Aldous Huxley nace el 26 de julio de 1894 en Godalming, condado de Surrey, cerca de Londres, en el seno de una familia inglesa de gran tradición intelectual. Por parte paterna, su abuelo fue el célebre biólogo británico Thomas Henry Huxley y su padre, Leonard Huxley, biólogo también, dirigió la revista Cornhill Magazine. Su madre, Julia Arnold, una de las primeras mujeres en estudiar en Oxford, era sobrina del poeta Matthew Arnold y hermana de la novelista Mrs. Humphry Ward, la cual, ejerció de protectora de Aldous cuando a los catorce años, se produjo la muerte de su madre debido a un tumor.

El matrimonio de Leonard Huxley y Julia Arnold tuvo cuatro hijos: Julian (1887), Trevenan (1889), Aldous (1894) y Margaret (1899).
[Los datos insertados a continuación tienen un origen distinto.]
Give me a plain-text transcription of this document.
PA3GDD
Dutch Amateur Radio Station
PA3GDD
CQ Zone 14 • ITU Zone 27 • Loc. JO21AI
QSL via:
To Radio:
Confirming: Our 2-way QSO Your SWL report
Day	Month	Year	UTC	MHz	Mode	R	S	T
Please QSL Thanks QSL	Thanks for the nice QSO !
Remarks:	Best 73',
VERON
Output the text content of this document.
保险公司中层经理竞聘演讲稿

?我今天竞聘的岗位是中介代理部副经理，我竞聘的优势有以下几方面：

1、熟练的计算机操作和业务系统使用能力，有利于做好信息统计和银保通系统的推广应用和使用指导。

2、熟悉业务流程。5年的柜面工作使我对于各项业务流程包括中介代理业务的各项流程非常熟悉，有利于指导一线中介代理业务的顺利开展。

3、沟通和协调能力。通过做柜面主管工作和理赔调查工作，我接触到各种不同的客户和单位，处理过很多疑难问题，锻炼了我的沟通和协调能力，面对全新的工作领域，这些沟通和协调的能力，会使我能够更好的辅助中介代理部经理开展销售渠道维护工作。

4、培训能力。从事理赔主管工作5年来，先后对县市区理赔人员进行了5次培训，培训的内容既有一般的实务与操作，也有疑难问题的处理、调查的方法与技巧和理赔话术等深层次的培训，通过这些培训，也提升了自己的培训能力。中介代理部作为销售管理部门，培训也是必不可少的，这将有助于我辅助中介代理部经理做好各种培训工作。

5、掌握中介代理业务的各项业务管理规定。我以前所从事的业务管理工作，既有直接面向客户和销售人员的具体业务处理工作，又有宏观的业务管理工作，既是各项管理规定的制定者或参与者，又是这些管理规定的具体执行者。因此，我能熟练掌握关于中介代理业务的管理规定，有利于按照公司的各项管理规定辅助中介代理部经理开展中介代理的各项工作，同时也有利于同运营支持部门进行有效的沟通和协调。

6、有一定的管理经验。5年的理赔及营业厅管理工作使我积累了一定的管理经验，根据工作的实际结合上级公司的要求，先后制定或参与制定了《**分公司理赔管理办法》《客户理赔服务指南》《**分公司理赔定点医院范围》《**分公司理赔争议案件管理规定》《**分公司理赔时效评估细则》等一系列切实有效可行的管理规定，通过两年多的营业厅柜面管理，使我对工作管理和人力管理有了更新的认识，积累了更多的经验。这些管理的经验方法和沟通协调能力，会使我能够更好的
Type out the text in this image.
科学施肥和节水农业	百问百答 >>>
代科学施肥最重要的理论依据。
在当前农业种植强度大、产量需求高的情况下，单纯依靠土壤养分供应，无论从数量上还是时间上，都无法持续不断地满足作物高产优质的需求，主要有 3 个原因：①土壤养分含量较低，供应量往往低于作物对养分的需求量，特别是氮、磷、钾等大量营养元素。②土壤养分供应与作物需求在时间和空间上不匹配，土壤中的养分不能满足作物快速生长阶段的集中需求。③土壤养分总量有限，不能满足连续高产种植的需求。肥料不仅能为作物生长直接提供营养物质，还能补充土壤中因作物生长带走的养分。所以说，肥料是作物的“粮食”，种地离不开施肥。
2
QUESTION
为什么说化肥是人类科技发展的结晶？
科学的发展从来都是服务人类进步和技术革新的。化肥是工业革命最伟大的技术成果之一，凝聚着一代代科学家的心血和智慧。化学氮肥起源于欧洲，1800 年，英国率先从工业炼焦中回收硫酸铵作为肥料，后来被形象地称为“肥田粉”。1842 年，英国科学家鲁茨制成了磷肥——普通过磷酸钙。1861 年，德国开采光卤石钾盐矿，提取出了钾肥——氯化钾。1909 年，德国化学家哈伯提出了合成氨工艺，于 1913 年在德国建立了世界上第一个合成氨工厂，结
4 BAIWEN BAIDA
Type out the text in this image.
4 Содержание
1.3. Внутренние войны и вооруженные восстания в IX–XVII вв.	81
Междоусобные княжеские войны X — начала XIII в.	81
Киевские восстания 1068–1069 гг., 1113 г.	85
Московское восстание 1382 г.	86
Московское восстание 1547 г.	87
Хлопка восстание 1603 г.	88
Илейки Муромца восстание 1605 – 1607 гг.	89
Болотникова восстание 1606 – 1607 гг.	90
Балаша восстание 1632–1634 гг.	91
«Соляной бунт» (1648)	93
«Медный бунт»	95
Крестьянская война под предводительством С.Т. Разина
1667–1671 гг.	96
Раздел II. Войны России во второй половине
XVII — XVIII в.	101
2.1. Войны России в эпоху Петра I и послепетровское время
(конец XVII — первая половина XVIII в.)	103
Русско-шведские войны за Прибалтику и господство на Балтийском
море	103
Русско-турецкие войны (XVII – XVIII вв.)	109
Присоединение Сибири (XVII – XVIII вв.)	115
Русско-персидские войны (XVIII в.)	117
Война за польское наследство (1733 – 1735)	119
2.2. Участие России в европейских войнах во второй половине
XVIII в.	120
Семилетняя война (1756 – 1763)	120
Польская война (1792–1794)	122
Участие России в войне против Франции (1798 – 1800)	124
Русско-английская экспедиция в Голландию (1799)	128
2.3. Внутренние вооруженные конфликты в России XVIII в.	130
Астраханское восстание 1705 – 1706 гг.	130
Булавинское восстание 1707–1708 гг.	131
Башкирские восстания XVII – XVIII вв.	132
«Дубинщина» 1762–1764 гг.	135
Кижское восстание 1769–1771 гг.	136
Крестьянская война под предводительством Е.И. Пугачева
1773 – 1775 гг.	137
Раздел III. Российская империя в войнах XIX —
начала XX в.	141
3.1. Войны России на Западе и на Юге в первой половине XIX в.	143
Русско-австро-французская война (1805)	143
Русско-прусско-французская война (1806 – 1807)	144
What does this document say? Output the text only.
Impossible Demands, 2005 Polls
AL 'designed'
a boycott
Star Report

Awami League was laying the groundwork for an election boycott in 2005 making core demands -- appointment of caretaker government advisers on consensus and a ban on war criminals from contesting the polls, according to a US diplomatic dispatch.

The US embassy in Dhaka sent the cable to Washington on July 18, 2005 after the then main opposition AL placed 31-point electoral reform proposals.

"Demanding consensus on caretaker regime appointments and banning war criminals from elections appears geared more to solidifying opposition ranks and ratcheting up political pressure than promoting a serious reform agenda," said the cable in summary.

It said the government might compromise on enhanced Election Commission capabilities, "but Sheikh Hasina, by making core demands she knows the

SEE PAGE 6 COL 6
Su hermano, Sir Julian Huxley, eminente biólogo, se convertiría en un destacado divulgador científico y primer director de la UNESCO. En 1912, su padre se casa con Rosalind Bruce, de quien tendrá dos hijos, uno de ellos futuro Premio Nobel de Medicina, Andrew Huxley.

Aldous era un chico estudioso y con una generosa inteligencia. Al ser su padre biólogo, empezó su aprendizaje en su laboratorio, luego continuó sus estudios en una escuela llamada Hillside, donde su madre trabajó hasta que cayó enferma.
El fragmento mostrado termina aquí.